Implementation Architecture

The operator provides two distinct computational approaches optimized for different matrix multiplication scenarios: the TILED algorithm for general matrix-matrix multiplication (GEMM) and the COOPERATIVE algorithm for matrix-vector multiplication (GEMV).

TILED Algorithm (GEMM Cases)

The tiled implementation processes the output matrix in rectangular blocks. Each thread is responsible for calculating a tile of output values, typically processing 3 rows and 2 columns worth of results in each iteration. The algorithm operates by having each thread load blocks of quantized weights and activations, perform integer arithmetic accumulation, and then apply the necessary scaling operations.
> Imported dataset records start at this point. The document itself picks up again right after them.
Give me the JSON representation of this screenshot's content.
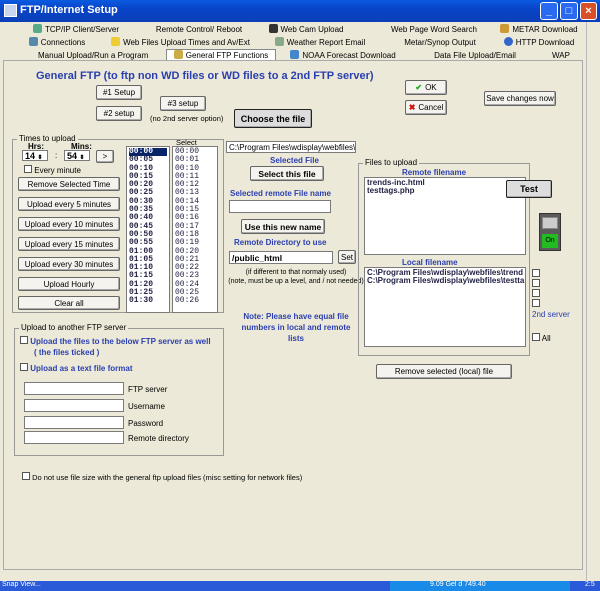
{
  "window": {
    "title": "FTP/Internet Setup",
    "minimize": "_",
    "maximize": "□",
    "close": "×"
  },
  "tabs_row1": [
    {
      "label": "TCP/IP Client/Server",
      "icon": "network-icon"
    },
    {
      "label": "Remote Control/ Reboot",
      "icon": ""
    },
    {
      "label": "Web Cam Upload",
      "icon": "camera-icon"
    },
    {
      "label": "Web Page Word Search",
      "icon": ""
    },
    {
      "label": "METAR Download",
      "icon": "arrow-icon"
    }
  ],
  "tabs_row2": [
    {
      "label": "Connections",
      "icon": "network-icon"
    },
    {
      "label": "Web Files Upload Times and Av/Ext",
      "icon": "clock-icon"
    },
    {
      "label": "Weather Report Email",
      "icon": "mail-icon"
    },
    {
      "label": "Metar/Synop Output",
      "icon": ""
    },
    {
      "label": "HTTP Download",
      "icon": "globe-icon"
    }
  ],
  "tabs_row3": [
    {
      "label": "Manual Upload/Run a Program",
      "icon": ""
    },
    {
      "label": "General FTP Functions",
      "icon": "ftp-icon"
    },
    {
      "label": "NOAA Forecast Download",
      "icon": "noaa-icon"
    },
    {
      "label": "Data File Upload/Email",
      "icon": ""
    },
    {
      "label": "WAP",
      "icon": ""
    }
  ],
  "heading": "General FTP (to ftp non WD files or WD files to a 2nd FTP server)",
  "buttons": {
    "setup1": "#1 Setup",
    "setup2": "#2 setup",
    "setup3": "#3 setup",
    "setup3_note": "(no 2nd server option)",
    "choose_file": "Choose the file",
    "ok": "OK",
    "cancel": "Cancel",
    "save_changes": "Save changes now",
    "test": "Test",
    "on": "On",
    "select_file": "Select this file",
    "use_name": "Use this new name",
    "set": "Set",
    "remove_local": "Remove selected (local) file"
  },
  "times": {
    "title": "Times to upload",
    "hrs_label": "Hrs:",
    "mins_label": "Mins:",
    "hrs_value": "14",
    "mins_value": "54",
    "colon": ":",
    "arrow": ">",
    "every_minute": "Every minute",
    "select_label": "Select",
    "buttons": [
      "Remove Selected Time",
      "Upload every 5 minutes",
      "Upload every 10 minutes",
      "Upload every 15 minutes",
      "Upload every 30 minutes",
      "Upload Hourly",
      "Clear all"
    ],
    "list_a": [
      "00:00",
      "00:05",
      "00:10",
      "00:15",
      "00:20",
      "00:25",
      "00:30",
      "00:35",
      "00:40",
      "00:45",
      "00:50",
      "00:55",
      "01:00",
      "01:05",
      "01:10",
      "01:15",
      "01:20",
      "01:25",
      "01:30"
    ],
    "list_b": [
      "00:00",
      "00:01",
      "00:10",
      "00:11",
      "00:12",
      "00:13",
      "00:14",
      "00:15",
      "00:16",
      "00:17",
      "00:18",
      "00:19",
      "00:20",
      "00:21",
      "00:22",
      "00:23",
      "00:24",
      "00:25",
      "00:26"
    ]
  },
  "file_path": "C:\\Program Files\\wdisplay\\webfiles\\testt",
  "selected_file_label": "Selected File",
  "selected_remote_label": "Selected remote File name",
  "remote_filename_value": "",
  "remote_dir_label": "Remote Directory to use",
  "remote_dir_value": "/public_html",
  "remote_dir_note": "(if different to that normaly used)\n(note, must be up a level, and / not needed)",
  "note": "Note: Please have equal file numbers in local and remote lists",
  "files_to_upload": {
    "title": "Files to upload",
    "remote_header": "Remote filename",
    "remote_files": [
      "trends-inc.html",
      "testtags.php"
    ],
    "local_header": "Local filename",
    "local_files": [
      "C:\\Program Files\\wdisplay\\webfiles\\trend",
      "C:\\Program Files\\wdisplay\\webfiles\\testta"
    ]
  },
  "second_server": "2nd server",
  "all_label": "All",
  "another_ftp": {
    "title": "Upload to another FTP server",
    "opt1": "Upload the files to the below FTP server as well",
    "opt1b": "( the files ticked )",
    "opt2": "Upload as a text file format",
    "fields": [
      "FTP server",
      "Username",
      "Password",
      "Remote directory"
    ]
  },
  "bottom_option": "Do not use file size with the general ftp upload files (misc setting for network files)",
  "taskbar": {
    "left": "Snap View...",
    "right": "9.09 Gel d 749.40",
    "clock": "2:5"
  },
  "colors": {
    "accent": "#2a3fb0",
    "title": "#0a4fd8",
    "on": "#22bb22"
  }
}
Weight data is pre-packed in a specialized format where two 4-bit values are stored in each byte. Each thread loads multiple weight elements simultaneously and unpacks them during computation. The quantization parameters for weights are organized by groups, where each group of consecutive weight elements shares the same scale and zero-point values.

COOPERATIVE Algorithm (GEMV Cases)

The cooperative implementation uses shared memory and thread cooperation where this approach uses workgroups of 64 threads arranged as 8 groups of 8 workers each. The key insight is that GEMV operations have limited parallelism in the output dimension but substantial parallelism in the reduction dimension, making cooperative reduction strategies more effective than independent thread computation.

Each group of 8 worker threads collaboratively computes a portion of the output vector. The workers divide the reduction work along the input feature dimension, with each worker processing every 8th element in a strided pattern.

Future Performance Improvements

Making use of dotPacked4x8EXT (this requires upgrading glslc and vulkan)
Fixed point math for pure integer operations
Might be more performant to avoid preloading tensors
Might also be more performant to avoid excessive register overhead by defining the ivec4 within each block operation (allowing more threads to be more register intensive)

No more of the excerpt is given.